“Users should not take ore samples out of their jars, for they tend to flake and crumble and you would run the risk of having radioactive ore spread out in your laboratory.” Such was the warning that came with the Gilbert U-238 Atomic Energy Lab, a 1950s science kit that included four small jars of actual uranium. Budding young nuclear scientists were encouraged to use the enclosed instruments to measure the samples’ radioactivity, observe radioactive decay, and even go prospecting for radioactive ores. Yes, the Gilbert company definitely intended for kids to try this at home. And so the company’s warning was couched not in terms of health risk but rather as bad scientific practice: Removing the ore from its jar would raise the background radiation, thereby invalidating your experimental results.
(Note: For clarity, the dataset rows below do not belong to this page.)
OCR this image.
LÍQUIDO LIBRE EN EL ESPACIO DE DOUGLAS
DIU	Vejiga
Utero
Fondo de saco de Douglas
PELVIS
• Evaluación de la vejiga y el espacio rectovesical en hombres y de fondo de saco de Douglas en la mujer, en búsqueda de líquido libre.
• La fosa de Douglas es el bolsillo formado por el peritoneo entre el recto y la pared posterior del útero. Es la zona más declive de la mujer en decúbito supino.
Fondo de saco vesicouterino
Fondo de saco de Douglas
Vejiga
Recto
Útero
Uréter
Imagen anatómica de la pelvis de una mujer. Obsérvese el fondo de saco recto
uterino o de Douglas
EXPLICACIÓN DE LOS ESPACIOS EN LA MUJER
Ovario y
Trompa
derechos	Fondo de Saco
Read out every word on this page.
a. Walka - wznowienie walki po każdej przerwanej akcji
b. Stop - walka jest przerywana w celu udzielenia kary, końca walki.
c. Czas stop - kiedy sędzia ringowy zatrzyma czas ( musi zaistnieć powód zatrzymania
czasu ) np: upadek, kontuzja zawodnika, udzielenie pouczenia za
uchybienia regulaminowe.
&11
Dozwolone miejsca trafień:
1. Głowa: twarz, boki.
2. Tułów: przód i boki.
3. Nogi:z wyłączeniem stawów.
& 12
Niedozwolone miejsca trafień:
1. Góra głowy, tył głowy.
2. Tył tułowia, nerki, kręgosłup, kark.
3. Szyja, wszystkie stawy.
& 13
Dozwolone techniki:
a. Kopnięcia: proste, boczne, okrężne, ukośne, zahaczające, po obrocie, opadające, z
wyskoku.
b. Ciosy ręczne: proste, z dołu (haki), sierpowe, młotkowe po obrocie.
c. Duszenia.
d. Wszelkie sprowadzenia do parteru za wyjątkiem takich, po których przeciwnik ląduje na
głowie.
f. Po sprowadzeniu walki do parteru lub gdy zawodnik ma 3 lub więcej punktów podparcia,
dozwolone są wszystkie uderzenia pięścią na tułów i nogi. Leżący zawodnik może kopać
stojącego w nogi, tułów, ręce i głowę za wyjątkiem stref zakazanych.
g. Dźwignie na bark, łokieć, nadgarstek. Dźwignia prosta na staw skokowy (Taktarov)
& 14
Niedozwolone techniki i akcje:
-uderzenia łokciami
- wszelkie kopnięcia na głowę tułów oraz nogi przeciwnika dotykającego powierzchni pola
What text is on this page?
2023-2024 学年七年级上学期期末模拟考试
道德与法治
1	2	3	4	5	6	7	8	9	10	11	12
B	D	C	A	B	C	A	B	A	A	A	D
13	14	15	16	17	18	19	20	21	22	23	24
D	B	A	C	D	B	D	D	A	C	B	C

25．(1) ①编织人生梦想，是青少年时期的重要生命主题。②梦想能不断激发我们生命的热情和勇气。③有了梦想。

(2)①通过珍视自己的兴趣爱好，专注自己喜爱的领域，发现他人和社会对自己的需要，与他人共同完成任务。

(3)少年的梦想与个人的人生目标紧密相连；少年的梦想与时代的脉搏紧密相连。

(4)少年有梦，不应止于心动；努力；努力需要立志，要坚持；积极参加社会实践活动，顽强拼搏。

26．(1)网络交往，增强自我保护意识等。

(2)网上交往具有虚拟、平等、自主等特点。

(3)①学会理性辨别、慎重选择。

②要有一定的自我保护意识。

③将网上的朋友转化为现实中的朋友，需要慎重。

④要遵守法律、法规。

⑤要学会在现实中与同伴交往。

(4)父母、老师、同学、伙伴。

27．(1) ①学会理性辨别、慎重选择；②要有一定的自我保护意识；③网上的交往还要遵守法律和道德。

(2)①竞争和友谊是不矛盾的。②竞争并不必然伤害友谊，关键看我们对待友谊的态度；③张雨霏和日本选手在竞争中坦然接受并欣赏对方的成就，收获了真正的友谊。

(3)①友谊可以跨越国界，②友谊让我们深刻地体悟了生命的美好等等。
When the Atomic Energy Lab hit the market in 1950, it was one of the most elaborate science kits available. In addition to uranium, it had beta-alpha, beta, and gamma radiation sources. It contained a cloud chamber, a spinthariscope (a simple device for watching atoms decay), an electroscope, and a Geiger counter, as well as a 60-page instruction book and a guide to mining uranium.
Also included in every kit was Learn How Dagwood Splits the Atom! Part comic book, part educational manual, it used the popular comic strip characters Blondie and Dagwood Bumstead, as well as their children, dog, and friends, to explain the basics of atomic energy. In the tale, they all shrink to the size of atoms while Mandrake the Magician, another popular comic strip hero of the day, supervises the experiment and explains how to split an atom of uranium-235.
Despite the incongruity of a magician explaining science, the booklet was prepared with expert advice. Published in 1949 by King Features Syndicate, it featured Leslie R. Groves (director of the Manhattan Project) and John R. Dunning (a physicist who verified fission of the uranium atom) as consultants.
Groves’s opening statement encourages the pursuit of truth, facts, and knowledge. He strives to allay readers’ fears about atomic energy and encourages them to see how it can be used for peacetime pursuits. The journalist Bob Considine, who covered the atomic bomb tests at Bikini, likewise dwells on the positive possibilities of nuclear energy and the availability of careers in the field.
Alas, fewer than 5,000 of the Gilbert kits were sold, and it remained on the market only until 1951. The lackluster sales may have been due to the eye-popping price: US $49.50, or about $500 today. Two competing sets, from the Porter Chemical Company, also contained uranium ore and were advertised as having atomic energy components, but retailed for $10 and $25.